Sabah kahvaltı sonrası otelimizden ayrılıyoruz. Pınarbaşı’ndan ayrılmadan Valla Kanyonu Muratbaşı Burgu Seyir Terasını ziyaret edeceğiz. Yaklaşık 28 km mesafede bir kısmı asfalt bir kısmı stabilize yoldan ilerleyerek hedefimize varıyoruz. Aracımızı yine köy içinde bırakıp seyir terasına kadar 1 km lik bir patikayı yürümemiz gerekiyor. Sonbahar manzaraları eşliğinde bir süre yürüdükten sonra orman içine giriyoruz. Patika burada parke taşı döşenmiş genişçe bir yola dönüyor, sağ tarafımız Valla kanyonu. Parke taşı yol bitince bu kez ahşap bir yoldan önümüzde yükselen burgu terasa doğru yürümeye devam ediyoruz. Dünyanın en derin ikinci kanyonu olan Valla Kanyonuna bir kartal gibi yukarıdan bakıyoruz. Yıllar önce bu kanyona girip, haber alınamayan ve günlerce kurtarma çalışmalarını basından izlediğim günleri hatırlıyorum. Aynı orman yolundan geri dönüp Erol’un yerinde sonbahar ve vadi manzarasına karşı odun ateşinde demlenmiş çayımızı keyifle içiyoruz. Ve yolu düşen herkese bu mütevazi cay bahçesinde yine çok naif ve mütevazi insan Erol’da bir çay içmesini, eğer öğle vaktiyse gözleme yemesini mutlaka öneririm.
Pınarbaşı programımızı yarım gün gecikmeyle tamamlayıp Pınarbaşı’ndan sarımsak ve Çam kozalağı reçelimizi alıp Daday üzerinden Kastamonu’ya doğru hareket ediyoruz.

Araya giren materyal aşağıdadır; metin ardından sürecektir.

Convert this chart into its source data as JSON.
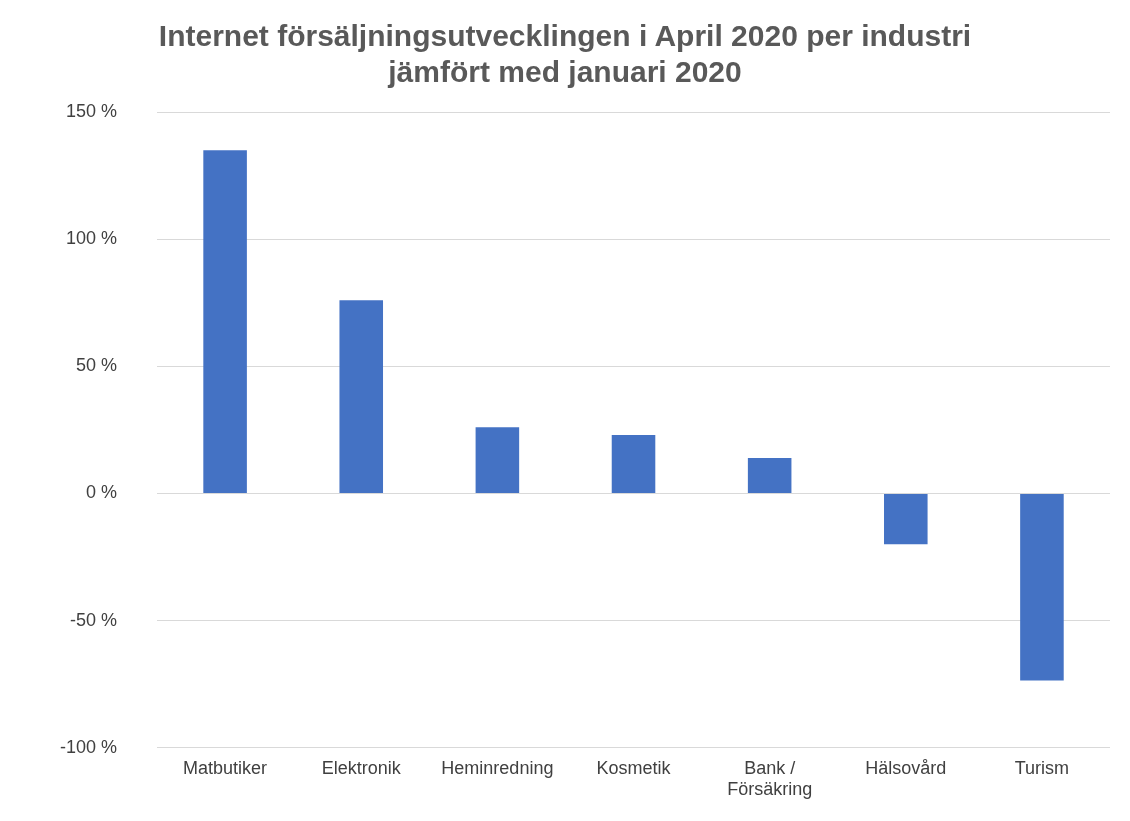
{
  "chart_data": {
    "type": "bar",
    "title": "Internet försäljningsutvecklingen i April 2020 per industri jämfört med januari 2020",
    "categories": [
      "Matbutiker",
      "Elektronik",
      "Heminredning",
      "Kosmetik",
      "Bank / Försäkring",
      "Hälsovård",
      "Turism"
    ],
    "values": [
      135,
      76,
      26,
      23,
      14,
      -20,
      -73.5
    ],
    "color": "#4472c4",
    "ylim": [
      -100,
      150
    ],
    "yticks": [
      {
        "value": -100,
        "label": "-100 %"
      },
      {
        "value": -50,
        "label": "-50 %"
      },
      {
        "value": 0,
        "label": "0 %"
      },
      {
        "value": 50,
        "label": "50 %"
      },
      {
        "value": 100,
        "label": "100 %"
      },
      {
        "value": 150,
        "label": "150 %"
      }
    ],
    "grid": "y",
    "legend": false
  }
}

Kastamonu’ya 16 km kala görmek istediğimiz bir yer daha var. Kasaba köyündeki Mahmut Bey Camii. UNESCO Dünya Mirası aday listesindeki camii, Candaroğlu Beyliğinin ahşap mimari sanatında ulaştığı zirveyi gösteren Kastamonu’nun olduğu kadar Türkiye’nin de en estetik eserlerinden biridir. 1366 yılında Candaroğlu Beyliği Emiri Kötürüm Beyazıd’ın kardeşi Mahmut Bey tarafından yaptırılmıştır. Mahmut Bey Camiinin en önemli özelliklerinden biri muhteşem oyma sanatı ile süslenmiş giriş kapısıdır. Mahmut oğlu Nakkaş Abdullah tarafından yapılan kapı, geometrik ve bitkisel detaylarla süslenmiştir. Bugün yerinde imitasyonu bulunmaktadır. Orijinali Kastamonu Etnografya Müzesinde sergilenmektedir.

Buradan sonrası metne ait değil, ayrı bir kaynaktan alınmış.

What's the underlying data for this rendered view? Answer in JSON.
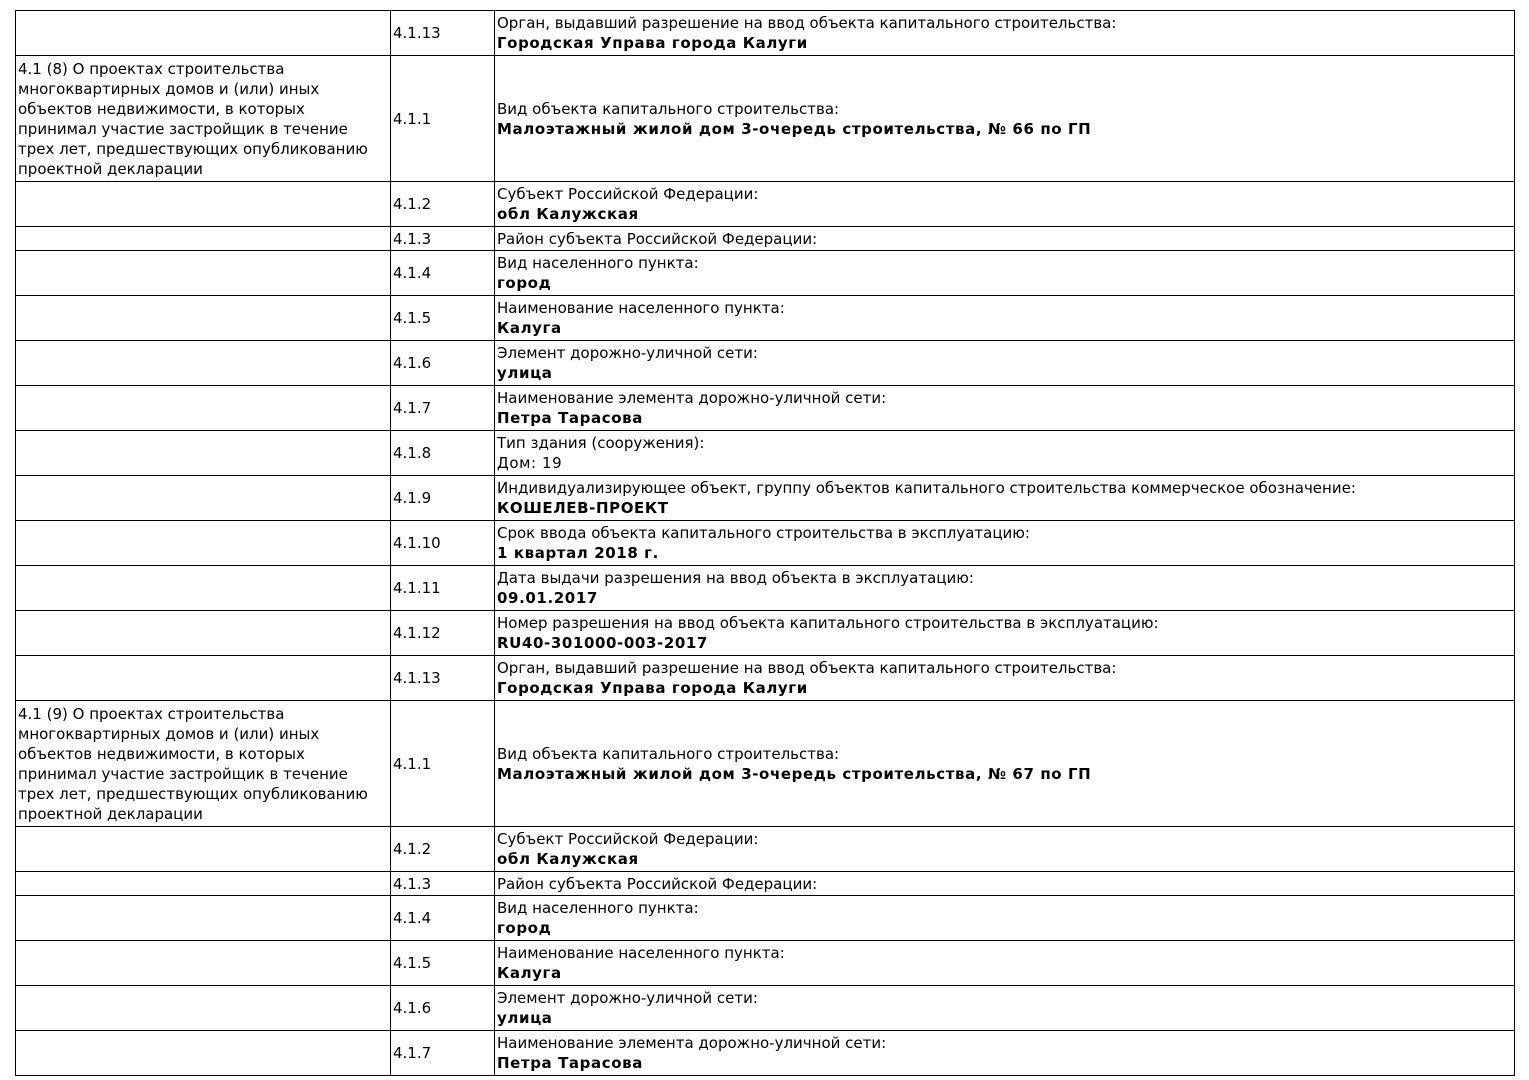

Camiinin ünik özelliklerinden birisi de üç farklı seviyede dört mahfil kurgusudur. Cami, Anadolu’daki 13. Ve 14. Yüzyıllardaki ahşap destek ve örtü sistemine ait yapılar içinde, bezemeye zemin oluşturan mimari kurgu ve bezeme programı açısından ünik bir yapıdır. Dönemi içerisinde inşa edilmiş ve günümüze özgün halde ulaşan tek yapı olması nedeniyle büyük bir öneme sahiptir.
Bu muhteşem mirası hayranlıkla gezdikten sonra kapıdaki güvenlikle sohbet edip Kastamonu’da Kuyu Kebabı yiyebileceğimiz yerin tarifini alıyoruz. Kastamonu’ya girmeden tarif edilen yerde Kuyu kebabı yemek için oturuyoruz.

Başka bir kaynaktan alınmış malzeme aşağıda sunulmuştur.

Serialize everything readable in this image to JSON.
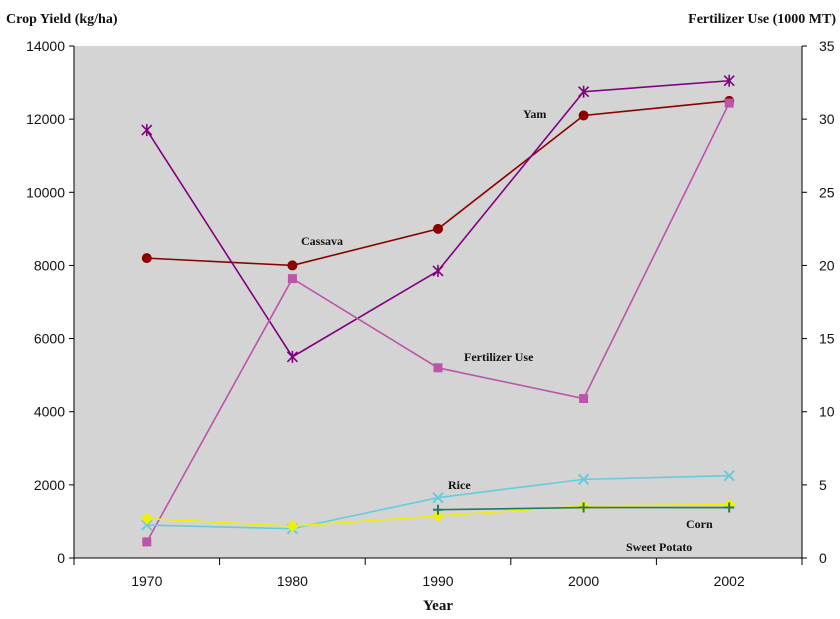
{
  "chart_data": {
    "type": "line",
    "title": "",
    "xlabel": "Year",
    "ylabel_left": "Crop Yield (kg/ha)",
    "ylabel_right": "Fertilizer Use (1000 MT)",
    "categories": [
      "1970",
      "1980",
      "1990",
      "2000",
      "2002"
    ],
    "ylim_left": [
      0,
      14000
    ],
    "yticks_left": [
      "0",
      "2000",
      "4000",
      "6000",
      "8000",
      "10000",
      "12000",
      "14000"
    ],
    "ylim_right": [
      0,
      35
    ],
    "yticks_right": [
      "0",
      "5",
      "10",
      "15",
      "20",
      "25",
      "30",
      "35"
    ],
    "grid": false,
    "plot_background": "#d4d4d4",
    "series": [
      {
        "name": "Cassava",
        "axis": "left",
        "color": "#8b0000",
        "marker": "circle",
        "values": [
          8200,
          8000,
          9000,
          12100,
          12500
        ]
      },
      {
        "name": "Yam",
        "axis": "left",
        "color": "#800080",
        "marker": "star",
        "values": [
          11700,
          5500,
          7850,
          12750,
          13050
        ]
      },
      {
        "name": "Fertilizer Use",
        "axis": "right",
        "color": "#bb55aa",
        "marker": "square",
        "values": [
          1.1,
          19.1,
          13.0,
          10.9,
          31.1
        ]
      },
      {
        "name": "Rice",
        "axis": "left",
        "color": "#66ccdd",
        "marker": "x",
        "values": [
          900,
          800,
          1650,
          2150,
          2250
        ]
      },
      {
        "name": "Corn",
        "axis": "left",
        "color": "#f0f000",
        "marker": "diamond",
        "values": [
          1080,
          870,
          1150,
          1420,
          1460
        ]
      },
      {
        "name": "Sweet Potato",
        "axis": "left",
        "color": "#227766",
        "marker": "plus",
        "values": [
          null,
          null,
          1320,
          1380,
          1380
        ]
      }
    ],
    "annotations": [
      "Yam",
      "Cassava",
      "Fertilizer Use",
      "Rice",
      "Corn",
      "Sweet Potato"
    ]
  }
}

Tam kebaplarımız geldiğinde İzmir’deki 6,9 luk depreminin haberini alıyoruz. Yemekleri unutup İzmir’deki yakınlarımıza ulaşma çabasına giriyoruz. İyi oldukları bilgilerini aldıktan sonra soğuyan ve donan kebapları bırakıp Kastamonu da kalacağımız Şerife Bacı öğretmen evine gidiyoruz.
Bu arada gökyüzü de İzmir için ağlıyor.